Below Is my working function for cleaning up product names

In [20]:
import nltk
import string
from nltk.stem import SnowballStemmer
from nltk.tokenize import word_tokenize
nltk.download('words', quiet=True)
nltk.download('stopwords', quiet=True)

names = [
    'Peavey - GT10 10W Guitar Amplifier', 
    'Roland - 20W Guitar Amplifier',
    'PhoneMate - 5.8GHz Expandable Cordless Phone',
    'Whirlpool - 17.5 Cu. Ft.
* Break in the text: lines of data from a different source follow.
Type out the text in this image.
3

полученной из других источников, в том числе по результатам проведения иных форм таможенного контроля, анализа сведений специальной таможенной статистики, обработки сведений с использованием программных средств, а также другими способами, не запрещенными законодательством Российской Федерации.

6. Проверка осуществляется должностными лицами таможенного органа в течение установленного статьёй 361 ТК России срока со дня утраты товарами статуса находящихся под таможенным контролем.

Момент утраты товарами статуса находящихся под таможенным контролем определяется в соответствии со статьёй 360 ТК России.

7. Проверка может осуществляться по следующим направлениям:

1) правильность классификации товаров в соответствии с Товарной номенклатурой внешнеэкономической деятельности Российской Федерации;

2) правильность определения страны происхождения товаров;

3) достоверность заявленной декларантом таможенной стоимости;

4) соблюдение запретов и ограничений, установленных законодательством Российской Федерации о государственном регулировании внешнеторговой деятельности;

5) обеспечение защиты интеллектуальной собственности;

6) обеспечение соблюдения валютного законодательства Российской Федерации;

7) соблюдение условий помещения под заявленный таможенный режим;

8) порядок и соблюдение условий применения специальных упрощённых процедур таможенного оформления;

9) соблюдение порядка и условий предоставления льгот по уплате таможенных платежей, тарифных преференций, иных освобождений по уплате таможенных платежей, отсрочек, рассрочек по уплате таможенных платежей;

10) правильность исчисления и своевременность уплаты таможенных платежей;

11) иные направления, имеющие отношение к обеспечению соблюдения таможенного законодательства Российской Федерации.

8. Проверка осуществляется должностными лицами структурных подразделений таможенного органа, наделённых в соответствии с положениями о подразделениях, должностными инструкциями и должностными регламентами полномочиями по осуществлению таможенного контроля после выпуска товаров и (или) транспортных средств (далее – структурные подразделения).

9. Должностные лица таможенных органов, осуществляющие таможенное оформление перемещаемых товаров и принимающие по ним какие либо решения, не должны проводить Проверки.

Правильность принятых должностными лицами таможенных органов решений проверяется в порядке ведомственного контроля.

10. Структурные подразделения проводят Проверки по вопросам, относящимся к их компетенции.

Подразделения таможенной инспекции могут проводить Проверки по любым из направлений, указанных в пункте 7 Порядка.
Chest Freezer - White',
    'Apple - iPhone 13 Pro Max 5G 256GB - Sierra Blue (AT&T)'
    'Bose - Headphones 700 Wireless Noise Cancelling Over-the-Ear Headphones - Triple Black'
]


def transform_name(name):
    tokens = word_tokenize(name)
    # convert to lower case
    tokens = [w.lower() for w in tokens]
    # remove punctuation from each word
    table = str.maketrans('', '', string.punctuation)
    stripped = [w.translate(table) for w in tokens]
    # remove remaining tokens that are not alphabetic
    words = [word for word in stripped if word.isalpha()]
    # filter out stop words
    from nltk.corpus import stopwords
    stop_words = set(stopwords.words('english'))
    words = [w for w in words if not w in stop_words]
    return " ".join(words)


for name in names:
    print(transform_name(name))

peavey guitar amplifier
roland guitar amplifier
phonemate expandable cordless phone
whirlpool cu ft chest freezer white
apple iphone pro max sierra blue bose headphones wireless noise cancelling overtheear headphones triple black


# Synonyms from Title Model
I used the basic fasttext model builder, didn't experiment much with tuning. 

Build the model
```
~/fastText-0.9.2/fasttext skipgram -input /workspace/datasets/fasttext/titles.txt -output /workspace/datasets/fasttext/title_model
```

Test the model

In [76]:
%%bash
python testSynonyms.py

         queries  score                                                                                                                                                                       neighbors
0          Phone    1.0                                     motorola(0.96), cell(0.95), mobil(0.95), verizon(0.94), earphon(0.94), tmobil(0.94), nocontract(0.94), gophon(0.94), htc(0.94), droid(0.94)
1         Camera    1.0                                                    xs(0.99), vr(0.99), rebel(0.99), dslr(0.99), slr(0.99), nikon(0.99), zoom(0.99), finepix(0.99), cybershot(0.99), sigma(0.99)
2         Laptop    1.0                                  processor(0.98), gateway(0.97), drive(0.97), ideapad(0.96), aspir(0.96), pavilion(0.96), vaio(0.96), ideacentr(0.96), duo(0.96), display(0.96)
3   Refrigerator    1.0                                 thruthedoor(0.99), ice(0.99), freezer(0.99), french(0.99), sidebysid(0.98), order(0.98), cu(0.98), counterdepth(0.98), frostfre(0.98), ft(0.98)


---
## Project Assement
### For classifying product names to categories:

What precision (P@1) were you able to achieve?
- .56

What fastText parameters did you use?
- epoch=25, wordNGrams=2, learningRate=1.0
- I also checked out the autotuner but didn't get it working

How did you transform the product names?
- Used the snowball stemmer, nltk tokenizer

How did you prune infrequent category labels, and how did that affect your precision?
- Used a pandas dataframe to count items in a category

How did you prune the category tree, and how did that affect your precision?
- Using a higher level category increased precision by 16%

### For deriving synonyms from content:
What 20 tokens did you use for evaluation?
- Phone,Camera,Laptop,Refrigerator,Guitar,Dryer,Tv,Subwoofer,Beats,Mouse,Blender,Macbook,Apple,Samsung,Nintendo,Sony,Playstation,Xbox,Hp,Whirpool,Kitchenaid

What fastText parameters did you use?
- 

How did you transform the product names?
- Lowercase, stemmed, removed punctuation, removed stop words

What threshold score did you use?
- .93

What synonyms did you obtain for those tokens?
- See output above


### For integrating synonyms with search:
How did you transform the product names (if different than previously)?

What threshold score did you use?

Were you able to find the additional results by matching synonyms?